USADA, USOC Announce New Disclosure Rule in Fight Against Doping in Olympic Sport

Earlier this year, the United States Olympic Committee’s (USOC) Executive Committee passed a resolution pursuant to which the USOC will announce an athlete’s presumed positive doping test result or other doping rules violation 30 days after the disclosure to the USOC of a determination by the U.S. Anti-Doping Agency’s (USADA) Anti-Doping Review Board that sufficient evidence of doping exists to proceed to a hearing.

Under the current USADA protocol, USADA notifies the USOC of the results of testing after USADA receives positive test reports from the laboratory. USADA also provides notification to the USOC later in the process after USADA’s Anti-Doping Review Board determines that there is sufficient evidence of doping in a particular case to proceed to a hearing.

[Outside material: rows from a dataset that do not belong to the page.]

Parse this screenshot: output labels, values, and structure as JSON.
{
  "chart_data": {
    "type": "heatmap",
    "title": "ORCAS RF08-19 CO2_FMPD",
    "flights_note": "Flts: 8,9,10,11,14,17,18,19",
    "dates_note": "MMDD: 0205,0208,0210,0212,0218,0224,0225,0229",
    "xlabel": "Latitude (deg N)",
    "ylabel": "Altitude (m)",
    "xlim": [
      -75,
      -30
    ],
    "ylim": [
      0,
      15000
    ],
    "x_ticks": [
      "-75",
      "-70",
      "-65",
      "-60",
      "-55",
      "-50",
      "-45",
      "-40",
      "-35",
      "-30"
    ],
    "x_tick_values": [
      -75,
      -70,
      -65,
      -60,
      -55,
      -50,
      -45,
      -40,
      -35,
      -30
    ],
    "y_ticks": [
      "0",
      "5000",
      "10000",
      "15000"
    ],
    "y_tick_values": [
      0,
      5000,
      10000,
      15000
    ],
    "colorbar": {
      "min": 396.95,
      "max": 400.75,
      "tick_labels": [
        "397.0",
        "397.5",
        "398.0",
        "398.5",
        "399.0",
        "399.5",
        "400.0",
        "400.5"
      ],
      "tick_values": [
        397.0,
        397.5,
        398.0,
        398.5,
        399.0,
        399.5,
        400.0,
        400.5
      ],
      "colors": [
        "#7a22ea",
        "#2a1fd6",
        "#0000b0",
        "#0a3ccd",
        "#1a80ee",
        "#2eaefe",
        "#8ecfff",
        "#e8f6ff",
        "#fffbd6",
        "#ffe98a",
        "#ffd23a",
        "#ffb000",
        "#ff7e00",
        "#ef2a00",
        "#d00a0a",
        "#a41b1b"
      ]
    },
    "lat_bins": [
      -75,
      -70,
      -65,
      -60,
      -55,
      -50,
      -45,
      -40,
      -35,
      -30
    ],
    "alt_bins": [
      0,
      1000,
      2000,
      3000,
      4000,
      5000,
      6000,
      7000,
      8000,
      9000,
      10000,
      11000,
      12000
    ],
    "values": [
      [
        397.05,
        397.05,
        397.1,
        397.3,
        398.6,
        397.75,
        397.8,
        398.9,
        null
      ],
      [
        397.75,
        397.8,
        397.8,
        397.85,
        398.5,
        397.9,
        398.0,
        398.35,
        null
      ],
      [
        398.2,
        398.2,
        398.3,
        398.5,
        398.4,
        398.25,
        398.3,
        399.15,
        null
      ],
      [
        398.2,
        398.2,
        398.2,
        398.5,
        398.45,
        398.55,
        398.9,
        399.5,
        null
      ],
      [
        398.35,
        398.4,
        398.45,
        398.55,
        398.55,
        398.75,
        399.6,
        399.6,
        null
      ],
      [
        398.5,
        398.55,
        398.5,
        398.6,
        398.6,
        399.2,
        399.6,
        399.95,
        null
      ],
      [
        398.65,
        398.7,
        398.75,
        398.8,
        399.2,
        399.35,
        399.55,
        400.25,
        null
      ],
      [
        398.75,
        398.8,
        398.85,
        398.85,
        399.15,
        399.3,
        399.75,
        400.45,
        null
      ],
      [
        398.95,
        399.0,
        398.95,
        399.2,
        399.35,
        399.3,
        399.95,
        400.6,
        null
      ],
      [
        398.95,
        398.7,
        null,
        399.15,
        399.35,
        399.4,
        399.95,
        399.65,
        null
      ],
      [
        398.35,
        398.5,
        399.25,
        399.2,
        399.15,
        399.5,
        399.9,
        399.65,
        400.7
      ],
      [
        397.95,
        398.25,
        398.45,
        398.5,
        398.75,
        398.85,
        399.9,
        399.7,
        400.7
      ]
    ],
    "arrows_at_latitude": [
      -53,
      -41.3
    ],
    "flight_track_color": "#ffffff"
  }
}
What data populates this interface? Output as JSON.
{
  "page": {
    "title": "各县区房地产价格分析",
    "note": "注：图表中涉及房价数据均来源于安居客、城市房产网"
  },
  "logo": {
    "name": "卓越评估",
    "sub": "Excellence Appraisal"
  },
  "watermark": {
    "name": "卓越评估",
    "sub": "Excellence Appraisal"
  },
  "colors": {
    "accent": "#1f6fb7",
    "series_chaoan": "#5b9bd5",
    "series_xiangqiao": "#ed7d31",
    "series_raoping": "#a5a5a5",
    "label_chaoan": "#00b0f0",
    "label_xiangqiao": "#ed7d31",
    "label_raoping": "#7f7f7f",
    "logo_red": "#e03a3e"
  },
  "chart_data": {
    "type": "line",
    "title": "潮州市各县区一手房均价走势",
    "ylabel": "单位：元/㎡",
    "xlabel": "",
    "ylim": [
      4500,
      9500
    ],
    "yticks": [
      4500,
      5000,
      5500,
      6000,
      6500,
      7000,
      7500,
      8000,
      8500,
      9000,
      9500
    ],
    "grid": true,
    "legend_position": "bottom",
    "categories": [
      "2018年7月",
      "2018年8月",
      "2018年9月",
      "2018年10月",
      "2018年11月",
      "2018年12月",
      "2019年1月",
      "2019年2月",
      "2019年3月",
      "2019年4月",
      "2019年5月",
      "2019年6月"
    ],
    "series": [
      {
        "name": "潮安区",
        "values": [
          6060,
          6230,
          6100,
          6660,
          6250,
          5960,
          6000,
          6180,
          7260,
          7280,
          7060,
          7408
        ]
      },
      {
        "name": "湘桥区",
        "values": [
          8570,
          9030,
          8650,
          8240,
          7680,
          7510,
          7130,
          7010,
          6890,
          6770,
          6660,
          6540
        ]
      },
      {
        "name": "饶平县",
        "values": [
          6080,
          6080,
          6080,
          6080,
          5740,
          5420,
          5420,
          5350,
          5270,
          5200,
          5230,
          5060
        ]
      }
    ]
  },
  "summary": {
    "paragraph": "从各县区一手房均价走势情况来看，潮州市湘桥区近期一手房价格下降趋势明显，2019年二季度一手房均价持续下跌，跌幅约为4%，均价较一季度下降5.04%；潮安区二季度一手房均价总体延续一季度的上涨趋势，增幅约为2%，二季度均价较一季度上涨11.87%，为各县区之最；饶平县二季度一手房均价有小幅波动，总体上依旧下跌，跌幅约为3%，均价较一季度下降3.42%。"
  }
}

Under the new USOC policy, for each athlete whose case has not been resolved before the expiration of the 30-day period, the USOC will issue a short release stating the athlete’s name, the substance for which the athlete tested positive or identification of any other doping violation, and a brief statement stating whether the athlete is arbitrating USADA’s determination that a doping offense has occurred. This new USOC disclosure policy will apply to all tests conducted after the date of this announcement.

“The USOC is committed to fighting doping in Olympic sport, and we believe that the implementation of this new approach ensures that our doping process is as transparent as possible while allowing athletes a reasonable opportunity to have their cases adjudicated prior to public disclosure,” said USOC Acting CEO Scott Blackmun, the architect of the new rule.

“This new policy demonstrates that the anti-doping system implemented by the USADA and USOC in the United States remains a step ahead of the rest of the world in its accountability, transparency, and commitment to eradicating doping in sport,” said USADA CEO Terry Madden.

USADA is the independent anti-doping agency for Olympic sports in the United States, and is responsible for managing the testing and adjudication process for U.S. Olympic, Pan Am and Paralympic athletes. USADA is equally dedicated to preserving the integrity of sport through research initiatives and educational programs.